If you don’t trust it, you should still be able to verify it.


Who this is for

TrailScan is useful if you are:

  • A startup preparing for SOC 2 Type I or II
  • A DevOps engineer responsible for AWS security
  • A founder dealing with enterprise security reviews
  • A team that wants a quick readiness snapshot without adopting a full GRC platform

What TrailScan is NOT

It is not:

  • A full compliance platform
  • A policy generator
  • A continuous monitoring system
  • A replacement for auditors or GRC tools

It’s intentionally narrow:

A fast way to understand where you stand before SOC 2 becomes painful.


Try it out

GitHub: https://github.com/1amplant/trailscan

It takes about 2 minutes to run, and you’ll get a SOC 2 readiness report from your AWS environment.


Feedback welcome

I’m actively improving the checks and mapping.

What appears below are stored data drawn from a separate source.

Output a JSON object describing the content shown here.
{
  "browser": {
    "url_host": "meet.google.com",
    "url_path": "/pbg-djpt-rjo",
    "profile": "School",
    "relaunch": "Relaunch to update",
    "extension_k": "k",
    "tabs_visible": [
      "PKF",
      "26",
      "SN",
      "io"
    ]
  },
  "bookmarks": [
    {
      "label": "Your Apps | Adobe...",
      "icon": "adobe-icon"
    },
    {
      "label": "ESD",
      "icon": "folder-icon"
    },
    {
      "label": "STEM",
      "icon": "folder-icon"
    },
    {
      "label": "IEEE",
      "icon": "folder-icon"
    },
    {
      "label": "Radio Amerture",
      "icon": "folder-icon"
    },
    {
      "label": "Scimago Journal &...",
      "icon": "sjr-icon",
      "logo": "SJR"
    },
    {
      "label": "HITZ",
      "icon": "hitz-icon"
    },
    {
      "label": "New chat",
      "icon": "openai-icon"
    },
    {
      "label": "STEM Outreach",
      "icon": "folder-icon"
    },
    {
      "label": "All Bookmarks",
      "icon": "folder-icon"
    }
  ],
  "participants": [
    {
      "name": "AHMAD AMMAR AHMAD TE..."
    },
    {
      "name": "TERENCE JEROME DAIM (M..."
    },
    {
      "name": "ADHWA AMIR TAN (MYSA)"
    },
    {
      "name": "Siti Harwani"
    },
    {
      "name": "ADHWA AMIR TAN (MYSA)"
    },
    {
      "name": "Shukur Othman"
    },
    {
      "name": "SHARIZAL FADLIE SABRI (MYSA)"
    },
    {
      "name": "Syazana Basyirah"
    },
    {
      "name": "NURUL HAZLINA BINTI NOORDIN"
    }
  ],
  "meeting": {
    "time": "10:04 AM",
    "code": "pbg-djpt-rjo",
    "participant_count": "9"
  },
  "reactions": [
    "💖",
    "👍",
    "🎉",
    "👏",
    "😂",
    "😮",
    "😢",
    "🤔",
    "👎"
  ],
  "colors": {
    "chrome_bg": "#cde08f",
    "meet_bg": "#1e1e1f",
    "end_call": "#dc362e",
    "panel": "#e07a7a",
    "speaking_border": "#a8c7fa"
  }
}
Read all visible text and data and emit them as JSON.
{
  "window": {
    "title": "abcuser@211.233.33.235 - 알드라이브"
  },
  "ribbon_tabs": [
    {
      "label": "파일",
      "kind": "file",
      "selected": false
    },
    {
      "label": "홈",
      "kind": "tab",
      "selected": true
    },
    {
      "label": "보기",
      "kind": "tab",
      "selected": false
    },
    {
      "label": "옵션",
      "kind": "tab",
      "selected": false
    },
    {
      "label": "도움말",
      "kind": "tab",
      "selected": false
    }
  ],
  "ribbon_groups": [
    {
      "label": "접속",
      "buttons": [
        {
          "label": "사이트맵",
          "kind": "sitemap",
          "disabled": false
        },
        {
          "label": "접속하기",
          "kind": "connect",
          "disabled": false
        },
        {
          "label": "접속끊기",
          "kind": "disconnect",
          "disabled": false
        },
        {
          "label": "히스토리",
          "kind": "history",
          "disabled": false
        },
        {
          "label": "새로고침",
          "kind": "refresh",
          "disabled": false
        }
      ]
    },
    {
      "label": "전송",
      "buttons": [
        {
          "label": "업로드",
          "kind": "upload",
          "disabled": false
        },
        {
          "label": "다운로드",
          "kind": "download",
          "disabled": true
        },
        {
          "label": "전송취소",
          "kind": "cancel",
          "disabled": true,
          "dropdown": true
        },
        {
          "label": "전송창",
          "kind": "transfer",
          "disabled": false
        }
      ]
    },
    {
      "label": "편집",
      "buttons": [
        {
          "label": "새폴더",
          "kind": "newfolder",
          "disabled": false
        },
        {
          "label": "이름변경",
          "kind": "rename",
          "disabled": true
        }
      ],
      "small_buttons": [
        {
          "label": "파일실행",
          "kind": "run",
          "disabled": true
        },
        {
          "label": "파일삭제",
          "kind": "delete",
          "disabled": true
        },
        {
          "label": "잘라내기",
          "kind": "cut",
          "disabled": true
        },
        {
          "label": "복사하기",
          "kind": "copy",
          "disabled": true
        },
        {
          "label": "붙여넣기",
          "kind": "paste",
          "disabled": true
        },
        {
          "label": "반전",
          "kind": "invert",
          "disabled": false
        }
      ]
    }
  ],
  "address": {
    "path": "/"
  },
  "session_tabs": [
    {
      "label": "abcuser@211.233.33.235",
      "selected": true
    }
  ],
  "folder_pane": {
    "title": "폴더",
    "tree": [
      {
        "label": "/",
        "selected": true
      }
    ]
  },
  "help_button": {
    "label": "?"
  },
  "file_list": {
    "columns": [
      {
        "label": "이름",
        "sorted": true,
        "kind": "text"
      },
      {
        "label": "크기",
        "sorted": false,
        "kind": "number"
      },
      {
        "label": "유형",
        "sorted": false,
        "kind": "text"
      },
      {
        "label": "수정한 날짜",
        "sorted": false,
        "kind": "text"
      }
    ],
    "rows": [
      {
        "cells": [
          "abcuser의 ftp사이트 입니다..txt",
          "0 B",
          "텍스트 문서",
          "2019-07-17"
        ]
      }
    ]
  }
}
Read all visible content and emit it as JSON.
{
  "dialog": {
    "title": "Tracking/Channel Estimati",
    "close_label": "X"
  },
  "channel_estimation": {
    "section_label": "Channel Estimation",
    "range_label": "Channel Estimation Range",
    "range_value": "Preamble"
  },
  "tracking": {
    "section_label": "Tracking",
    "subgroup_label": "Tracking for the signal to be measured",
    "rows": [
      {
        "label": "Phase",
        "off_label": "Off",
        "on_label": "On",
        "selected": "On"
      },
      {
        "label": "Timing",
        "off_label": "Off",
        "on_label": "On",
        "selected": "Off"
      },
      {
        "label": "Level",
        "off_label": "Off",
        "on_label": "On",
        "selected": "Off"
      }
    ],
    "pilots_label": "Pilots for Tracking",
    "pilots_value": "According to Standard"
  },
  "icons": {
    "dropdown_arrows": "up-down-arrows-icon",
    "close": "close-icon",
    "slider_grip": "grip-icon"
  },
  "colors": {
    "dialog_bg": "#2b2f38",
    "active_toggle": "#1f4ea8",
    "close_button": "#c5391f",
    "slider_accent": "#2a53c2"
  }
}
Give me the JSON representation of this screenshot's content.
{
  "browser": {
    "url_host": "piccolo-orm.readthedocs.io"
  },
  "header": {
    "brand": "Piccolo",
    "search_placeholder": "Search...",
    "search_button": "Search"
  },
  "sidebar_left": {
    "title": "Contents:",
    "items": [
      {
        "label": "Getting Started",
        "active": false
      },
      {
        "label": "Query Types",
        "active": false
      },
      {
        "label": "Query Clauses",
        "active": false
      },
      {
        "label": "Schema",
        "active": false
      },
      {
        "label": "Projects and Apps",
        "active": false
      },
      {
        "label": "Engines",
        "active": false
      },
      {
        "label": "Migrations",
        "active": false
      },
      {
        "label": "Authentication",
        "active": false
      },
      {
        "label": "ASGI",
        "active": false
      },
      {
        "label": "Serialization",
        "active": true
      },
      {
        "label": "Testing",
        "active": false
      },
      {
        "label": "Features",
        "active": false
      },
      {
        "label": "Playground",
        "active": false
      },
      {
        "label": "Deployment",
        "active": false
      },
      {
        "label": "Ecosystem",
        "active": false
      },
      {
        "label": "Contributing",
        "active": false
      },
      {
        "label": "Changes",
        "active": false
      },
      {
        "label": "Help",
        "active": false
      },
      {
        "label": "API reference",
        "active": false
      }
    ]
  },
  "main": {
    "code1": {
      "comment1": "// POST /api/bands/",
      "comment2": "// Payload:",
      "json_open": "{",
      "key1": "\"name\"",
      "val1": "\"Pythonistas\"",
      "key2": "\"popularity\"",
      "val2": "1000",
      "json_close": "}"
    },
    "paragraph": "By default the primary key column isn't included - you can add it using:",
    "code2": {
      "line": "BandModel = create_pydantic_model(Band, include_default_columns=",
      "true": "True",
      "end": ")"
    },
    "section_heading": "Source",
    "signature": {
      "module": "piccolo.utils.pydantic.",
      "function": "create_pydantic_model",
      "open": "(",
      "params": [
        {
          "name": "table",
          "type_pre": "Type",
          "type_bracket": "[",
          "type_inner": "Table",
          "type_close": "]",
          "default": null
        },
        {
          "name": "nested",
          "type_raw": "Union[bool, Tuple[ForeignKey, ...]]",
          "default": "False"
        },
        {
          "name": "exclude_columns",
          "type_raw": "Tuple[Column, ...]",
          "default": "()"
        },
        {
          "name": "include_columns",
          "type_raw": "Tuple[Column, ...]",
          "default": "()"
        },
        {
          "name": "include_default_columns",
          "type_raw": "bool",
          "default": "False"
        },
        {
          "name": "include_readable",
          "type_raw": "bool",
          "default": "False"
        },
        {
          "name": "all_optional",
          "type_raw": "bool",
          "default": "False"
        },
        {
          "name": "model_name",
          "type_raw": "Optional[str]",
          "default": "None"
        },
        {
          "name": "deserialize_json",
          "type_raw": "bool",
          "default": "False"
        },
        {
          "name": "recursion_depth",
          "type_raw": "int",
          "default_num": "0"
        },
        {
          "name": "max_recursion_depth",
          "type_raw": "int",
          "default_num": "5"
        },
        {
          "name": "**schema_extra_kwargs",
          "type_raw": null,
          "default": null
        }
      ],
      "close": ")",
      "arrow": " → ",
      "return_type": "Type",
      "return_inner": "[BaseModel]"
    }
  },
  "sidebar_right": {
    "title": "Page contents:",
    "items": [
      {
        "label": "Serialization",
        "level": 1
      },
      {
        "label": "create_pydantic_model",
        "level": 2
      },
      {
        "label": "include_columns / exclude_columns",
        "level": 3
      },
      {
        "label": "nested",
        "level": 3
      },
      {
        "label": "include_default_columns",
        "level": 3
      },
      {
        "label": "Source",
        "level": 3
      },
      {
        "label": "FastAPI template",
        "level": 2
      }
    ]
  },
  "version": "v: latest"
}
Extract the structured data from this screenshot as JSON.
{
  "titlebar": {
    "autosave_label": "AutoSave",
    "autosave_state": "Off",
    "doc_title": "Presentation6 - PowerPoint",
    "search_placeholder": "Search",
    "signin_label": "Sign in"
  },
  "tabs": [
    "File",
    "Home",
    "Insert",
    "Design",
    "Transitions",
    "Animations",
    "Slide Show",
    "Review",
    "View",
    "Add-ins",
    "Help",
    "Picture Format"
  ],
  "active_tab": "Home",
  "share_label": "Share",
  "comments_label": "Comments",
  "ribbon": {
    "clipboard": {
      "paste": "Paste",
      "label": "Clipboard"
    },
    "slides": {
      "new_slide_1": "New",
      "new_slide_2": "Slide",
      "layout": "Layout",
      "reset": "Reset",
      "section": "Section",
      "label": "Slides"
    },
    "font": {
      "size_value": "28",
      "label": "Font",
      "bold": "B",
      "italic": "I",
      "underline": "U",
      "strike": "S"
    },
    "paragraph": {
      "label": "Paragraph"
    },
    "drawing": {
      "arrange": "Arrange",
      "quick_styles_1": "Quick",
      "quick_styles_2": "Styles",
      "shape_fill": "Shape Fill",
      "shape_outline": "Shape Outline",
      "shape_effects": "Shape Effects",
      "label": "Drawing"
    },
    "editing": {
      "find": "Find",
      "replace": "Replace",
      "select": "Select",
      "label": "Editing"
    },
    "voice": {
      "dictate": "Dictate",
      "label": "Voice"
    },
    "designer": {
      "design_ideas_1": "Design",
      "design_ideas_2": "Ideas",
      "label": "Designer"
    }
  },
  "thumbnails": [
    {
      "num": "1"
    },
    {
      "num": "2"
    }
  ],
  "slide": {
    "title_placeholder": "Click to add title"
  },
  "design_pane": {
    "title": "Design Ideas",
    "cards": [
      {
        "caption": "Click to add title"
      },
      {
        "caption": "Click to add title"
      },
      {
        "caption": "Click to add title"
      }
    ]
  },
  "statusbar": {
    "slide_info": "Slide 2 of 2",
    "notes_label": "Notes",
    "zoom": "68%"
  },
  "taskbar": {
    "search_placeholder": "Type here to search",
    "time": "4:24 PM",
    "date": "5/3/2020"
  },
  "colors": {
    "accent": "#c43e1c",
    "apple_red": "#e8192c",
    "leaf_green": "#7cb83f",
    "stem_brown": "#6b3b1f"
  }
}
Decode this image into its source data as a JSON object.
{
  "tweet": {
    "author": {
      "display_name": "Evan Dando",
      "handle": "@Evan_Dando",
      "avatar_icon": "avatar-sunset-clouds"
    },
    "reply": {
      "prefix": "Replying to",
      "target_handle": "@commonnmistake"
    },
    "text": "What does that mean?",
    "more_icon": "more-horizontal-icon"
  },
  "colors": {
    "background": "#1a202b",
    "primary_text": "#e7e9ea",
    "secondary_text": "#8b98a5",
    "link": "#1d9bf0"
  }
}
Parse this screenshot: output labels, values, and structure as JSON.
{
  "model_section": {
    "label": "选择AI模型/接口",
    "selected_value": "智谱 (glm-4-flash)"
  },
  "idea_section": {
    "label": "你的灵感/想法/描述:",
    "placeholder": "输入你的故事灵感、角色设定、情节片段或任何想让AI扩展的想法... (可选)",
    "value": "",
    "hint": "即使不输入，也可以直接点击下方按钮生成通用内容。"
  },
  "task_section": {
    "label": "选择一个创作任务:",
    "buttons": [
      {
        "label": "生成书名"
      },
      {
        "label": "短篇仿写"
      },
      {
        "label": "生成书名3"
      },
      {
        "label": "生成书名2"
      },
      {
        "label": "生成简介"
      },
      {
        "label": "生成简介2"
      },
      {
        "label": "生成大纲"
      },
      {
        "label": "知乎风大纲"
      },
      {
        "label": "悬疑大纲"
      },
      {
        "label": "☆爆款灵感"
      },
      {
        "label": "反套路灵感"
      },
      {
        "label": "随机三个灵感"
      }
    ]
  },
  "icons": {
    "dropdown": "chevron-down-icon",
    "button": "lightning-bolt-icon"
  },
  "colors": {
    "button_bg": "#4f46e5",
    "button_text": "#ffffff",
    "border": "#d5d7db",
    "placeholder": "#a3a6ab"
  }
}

If you’ve gone through SOC 2 before, I’d love feedback on:

  • Missing checks
  • False positives
  • Real audit gaps
  • Useful improvements

Open issues on the repo anytime.


TL;DR

TrailScan is an open-source AWS scanner that:

  • Runs 35 SOC 2-focused checks
  • Maps results to SOC 2 controls
  • Gives a readiness score
  • Exports audit-friendly reports
  • Runs locally in ~2 minutes

It’s built to answer one question:

“Are we actually ready for SOC 2, or about to find out the hard way?”